The surge in Turkish visitors to Thessaloniki – the museum has seen a four-fold increase since the Covid-19 pandemic – reflects the uptick in numbers visiting Greece more generally. In recent years the longtime foes, at loggerheads over maritime and territorial disputes and the war-split island of Cyprus, have pursued an array of initiatives to ease tensions.
A relaxation of visa requirements has been among the bilateral cooperation accords signed by the Turkish president, Recep Tayyip Erdoğan, and the Greek prime minister, Kyriakos Mitsotakis. The Aegean islands close to Turkey’s western coast have reported a dramatic influx of Turkish tourists this summer, and descendants of Muslim families uprooted in the 1923 population exchange are frequently among those returning to Thessaloniki.

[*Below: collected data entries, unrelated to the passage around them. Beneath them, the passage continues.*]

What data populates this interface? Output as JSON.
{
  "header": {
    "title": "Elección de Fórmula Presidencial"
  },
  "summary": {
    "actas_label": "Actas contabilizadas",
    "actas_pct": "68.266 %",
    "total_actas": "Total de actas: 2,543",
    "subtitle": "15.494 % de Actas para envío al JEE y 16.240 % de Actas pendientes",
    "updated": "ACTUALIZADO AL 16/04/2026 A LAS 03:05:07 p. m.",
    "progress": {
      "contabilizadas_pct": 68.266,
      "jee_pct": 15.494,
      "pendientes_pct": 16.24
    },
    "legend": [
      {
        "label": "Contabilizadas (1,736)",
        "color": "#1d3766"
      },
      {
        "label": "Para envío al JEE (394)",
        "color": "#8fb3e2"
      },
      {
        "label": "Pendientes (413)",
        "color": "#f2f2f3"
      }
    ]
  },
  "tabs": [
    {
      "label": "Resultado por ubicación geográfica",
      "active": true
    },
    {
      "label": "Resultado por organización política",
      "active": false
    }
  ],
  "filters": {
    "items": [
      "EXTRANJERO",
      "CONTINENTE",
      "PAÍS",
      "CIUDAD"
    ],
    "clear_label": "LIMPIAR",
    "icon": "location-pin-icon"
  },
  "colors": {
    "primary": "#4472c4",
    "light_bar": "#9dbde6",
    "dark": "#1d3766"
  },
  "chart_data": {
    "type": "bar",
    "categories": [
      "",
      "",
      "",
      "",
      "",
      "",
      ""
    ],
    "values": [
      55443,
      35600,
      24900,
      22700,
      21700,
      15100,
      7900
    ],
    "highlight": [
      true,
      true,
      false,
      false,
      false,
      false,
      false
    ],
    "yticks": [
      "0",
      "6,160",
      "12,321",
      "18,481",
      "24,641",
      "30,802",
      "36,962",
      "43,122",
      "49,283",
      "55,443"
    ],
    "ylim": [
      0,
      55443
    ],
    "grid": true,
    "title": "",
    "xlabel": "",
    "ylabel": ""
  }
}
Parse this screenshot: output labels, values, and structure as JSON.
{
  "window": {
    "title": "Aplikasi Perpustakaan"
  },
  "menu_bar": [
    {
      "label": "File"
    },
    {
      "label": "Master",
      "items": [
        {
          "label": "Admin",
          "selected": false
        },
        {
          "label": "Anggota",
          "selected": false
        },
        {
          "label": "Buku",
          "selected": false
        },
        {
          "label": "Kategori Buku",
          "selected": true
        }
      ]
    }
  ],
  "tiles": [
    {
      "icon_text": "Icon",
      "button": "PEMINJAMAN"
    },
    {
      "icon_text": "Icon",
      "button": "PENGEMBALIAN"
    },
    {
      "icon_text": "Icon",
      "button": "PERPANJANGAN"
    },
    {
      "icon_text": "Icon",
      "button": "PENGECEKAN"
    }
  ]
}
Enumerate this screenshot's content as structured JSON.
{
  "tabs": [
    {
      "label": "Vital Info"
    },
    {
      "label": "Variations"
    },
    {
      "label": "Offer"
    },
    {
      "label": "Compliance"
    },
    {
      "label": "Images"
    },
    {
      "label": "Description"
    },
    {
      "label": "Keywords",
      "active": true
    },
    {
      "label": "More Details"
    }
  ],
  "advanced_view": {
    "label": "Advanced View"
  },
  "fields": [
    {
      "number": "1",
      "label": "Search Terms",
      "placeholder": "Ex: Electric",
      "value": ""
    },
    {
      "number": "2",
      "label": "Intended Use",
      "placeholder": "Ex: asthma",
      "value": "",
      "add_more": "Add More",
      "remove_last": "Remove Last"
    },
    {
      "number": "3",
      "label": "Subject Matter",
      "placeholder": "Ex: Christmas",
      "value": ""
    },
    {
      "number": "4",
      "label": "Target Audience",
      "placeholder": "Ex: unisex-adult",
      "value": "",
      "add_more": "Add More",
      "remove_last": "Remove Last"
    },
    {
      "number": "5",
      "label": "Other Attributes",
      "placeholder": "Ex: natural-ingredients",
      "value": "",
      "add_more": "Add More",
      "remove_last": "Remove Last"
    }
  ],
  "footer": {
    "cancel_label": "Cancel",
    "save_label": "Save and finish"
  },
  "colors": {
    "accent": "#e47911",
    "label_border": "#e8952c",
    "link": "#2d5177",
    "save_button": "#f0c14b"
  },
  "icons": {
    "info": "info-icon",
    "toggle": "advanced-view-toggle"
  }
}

“The climate has much improved,” said Pantelis Filippidis, who heads the commercial association of Thessaloniki. “You hear and see Turkish visitors everywhere and it’s really helped the local economy. The area around Atatürk’s house was very depressed before, but now it’s thriving. On a people-to-people level Greek and Turks get along wonderfully. Trade unites; all the rest is political games.”
But under Erdoğan, Turkey’s most influential leader since Atatürk, many of the reforms have been reversed, with the ruling Islamist-rooted AKP party lifting restrictions on religious education and allowing headscarves to return to the public domain as both have moved to change the character of the country.
By contrast, Atatürk had ensured that, before their short-lived liaison dissolved, his wife, Latife, who had studied law in Europe and was fluent in English and French, donned western attire as the embodiment of the social reforms he so cherished. One of his adopted daughters, Sabiha Gökçen, became the world’s first female fighter pilot.
“For many Turks there is a fear that many of Atatürk’s reforms are under attack because of Erdoğan’s more pious policies,” said Ifantis. “There is no denying that [Atatürk] is very much a part of the DNA of modern Turkey but the country is changing, and that may play a role in so many people now wanting to visit his birthplace.”